Les deux chaînes sont gérées par l’État, ce qui accrédite l’idée que les opinions ont le soutien du Kremlin. De la BBC :

Un langage extrêmement offensant, dont certains apparaissent dans cet article, a été utilisé par les animateurs et les invités dans les talk-shows diffusés par les deux chaînes de télévision les plus populaires du pays.

Même si le Kremlin a eu tendance à ne pas soutenir publiquement le sentiment anti-LGBT, cela correspond à l’idéologie d’État consistant à défendre les « valeurs traditionnelles » de la Russie contre l’Occident.

Les chaînes publiques ont consacré plusieurs de leurs talk-shows à parler de manière désobligeante des athlètes LGBT aux Jeux, en utilisant des mots comme « abomination » et « perversion ».

Le Comité international olympique a déclaré qu’il était préoccupé par les commentaires anti-LGBTQ et contactait le diffuseur officiel des Jeux olympiques russes, bien qu’il ne soit pas clair si des mesures seront prises. « Nous nous félicitons que Tokyo 2020 ait intégré la diversité et l’inclusion dans le modèle des Jeux Olympiques », a déclaré le CIO.

La Russie est un paria olympique, officiellement interdit des Jeux pour dopage généralisé parrainé par l’État, bien que des athlètes individuels concourent sous la bannière du Comité olympique russe.

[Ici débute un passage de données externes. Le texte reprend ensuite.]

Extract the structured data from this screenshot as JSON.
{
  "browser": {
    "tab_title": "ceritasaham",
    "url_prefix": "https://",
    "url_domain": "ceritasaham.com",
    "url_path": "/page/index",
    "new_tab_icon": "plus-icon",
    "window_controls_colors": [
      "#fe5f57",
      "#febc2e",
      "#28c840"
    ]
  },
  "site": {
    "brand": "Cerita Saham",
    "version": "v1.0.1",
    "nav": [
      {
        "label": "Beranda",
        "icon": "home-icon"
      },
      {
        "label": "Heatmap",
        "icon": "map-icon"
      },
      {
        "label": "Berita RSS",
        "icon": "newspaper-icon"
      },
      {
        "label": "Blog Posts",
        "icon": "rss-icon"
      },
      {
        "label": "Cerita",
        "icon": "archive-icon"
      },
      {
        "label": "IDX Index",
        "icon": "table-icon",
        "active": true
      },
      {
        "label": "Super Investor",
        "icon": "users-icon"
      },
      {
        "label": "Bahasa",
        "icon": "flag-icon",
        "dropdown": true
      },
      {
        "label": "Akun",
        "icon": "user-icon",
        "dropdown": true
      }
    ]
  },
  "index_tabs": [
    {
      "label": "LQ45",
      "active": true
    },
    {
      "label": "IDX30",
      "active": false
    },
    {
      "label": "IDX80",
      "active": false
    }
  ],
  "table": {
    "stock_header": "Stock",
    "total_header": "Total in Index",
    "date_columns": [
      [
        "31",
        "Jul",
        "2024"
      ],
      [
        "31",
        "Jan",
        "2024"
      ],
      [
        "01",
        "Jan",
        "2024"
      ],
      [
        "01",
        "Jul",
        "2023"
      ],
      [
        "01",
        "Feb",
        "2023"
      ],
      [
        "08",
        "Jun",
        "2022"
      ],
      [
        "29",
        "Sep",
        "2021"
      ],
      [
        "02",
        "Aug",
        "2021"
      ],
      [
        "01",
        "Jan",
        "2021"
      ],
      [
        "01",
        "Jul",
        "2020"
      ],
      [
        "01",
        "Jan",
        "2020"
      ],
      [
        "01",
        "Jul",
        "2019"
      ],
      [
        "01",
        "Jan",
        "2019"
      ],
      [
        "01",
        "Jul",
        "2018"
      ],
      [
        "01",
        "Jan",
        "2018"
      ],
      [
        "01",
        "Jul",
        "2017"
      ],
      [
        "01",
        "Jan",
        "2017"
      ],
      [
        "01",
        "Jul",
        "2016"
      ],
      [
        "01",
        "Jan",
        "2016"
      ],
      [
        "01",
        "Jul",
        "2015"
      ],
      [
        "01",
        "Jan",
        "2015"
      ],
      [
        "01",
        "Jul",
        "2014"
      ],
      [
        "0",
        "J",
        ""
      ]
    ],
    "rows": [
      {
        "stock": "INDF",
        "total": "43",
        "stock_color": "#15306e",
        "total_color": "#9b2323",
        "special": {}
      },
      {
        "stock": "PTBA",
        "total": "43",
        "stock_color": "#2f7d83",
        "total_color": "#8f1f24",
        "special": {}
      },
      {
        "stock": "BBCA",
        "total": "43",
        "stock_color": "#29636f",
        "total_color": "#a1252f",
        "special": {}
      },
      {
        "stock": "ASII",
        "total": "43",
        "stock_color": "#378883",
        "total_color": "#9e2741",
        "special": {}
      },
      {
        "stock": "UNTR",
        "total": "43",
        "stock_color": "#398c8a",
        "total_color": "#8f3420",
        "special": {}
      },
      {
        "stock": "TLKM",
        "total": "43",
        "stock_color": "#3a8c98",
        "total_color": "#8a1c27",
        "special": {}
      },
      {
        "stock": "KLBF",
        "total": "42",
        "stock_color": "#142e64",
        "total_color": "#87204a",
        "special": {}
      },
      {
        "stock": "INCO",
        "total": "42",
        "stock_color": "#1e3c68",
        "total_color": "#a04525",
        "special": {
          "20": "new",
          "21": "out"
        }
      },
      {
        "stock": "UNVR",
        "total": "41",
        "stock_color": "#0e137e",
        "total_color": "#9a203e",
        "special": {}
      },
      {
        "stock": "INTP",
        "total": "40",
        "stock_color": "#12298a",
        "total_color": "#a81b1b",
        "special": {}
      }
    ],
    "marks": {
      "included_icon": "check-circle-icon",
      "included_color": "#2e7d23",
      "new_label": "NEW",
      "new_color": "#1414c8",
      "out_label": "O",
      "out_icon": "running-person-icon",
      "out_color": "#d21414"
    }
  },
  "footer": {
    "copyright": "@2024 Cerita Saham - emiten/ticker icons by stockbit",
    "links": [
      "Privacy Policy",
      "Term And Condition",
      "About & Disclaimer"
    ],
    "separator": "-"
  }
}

Autour des Jeux - Jeux Olympiques : Jour 11

Laurel Hubbard de Nouvelle-Zélande s’adresse aux médias après avoir participé à une compétition d’haltérophilie.
Photo de Laurence Griffiths/Getty Images

L’adoption par la Russie de lois anti-gays à la veille des Jeux olympiques d’hiver de 2014 à Sotchi a suscité un tollé généralisé et a souligné les difficultés auxquelles les personnes LGBTQ sont confrontées. Le fait qu’il y ait 181 olympiens LGBTQ sur le marché reste dans la gueule des homophobes du gouvernement et des médias russes, car cela ruine leur récit selon lequel les personnes LGBTQ sont en quelque sorte un danger et non un atout. Plus de la BBC :

L’édition du 26 juillet de l’émission 60 Minutes a été particulièrement truffée d’insultes.

L’un des panélistes, Alexei Zhuravlyov, qui est membre du parlement russe, s’est dit « dégoûté » par les homosexuels et les transgenres.

« Nous sommes opposés à tout ce charbon et à cette perversion, fortement opposés », a-t-il déclaré à l’émission, pointant du doigt l’écran du studio qui montrait Hubbard.

« Nous nous opposons à cette abomination », a-t-il crié. À un moment donné, Zhuravlyov a utilisé un mot russe offensant pour décrire les hommes homosexuels.

La meilleure façon de lutter contre cette vilaine propagande est que davantage d’athlètes sortent et gagnent des médailles. Si nous faisons chier la télévision d’État russe, c’est tant mieux.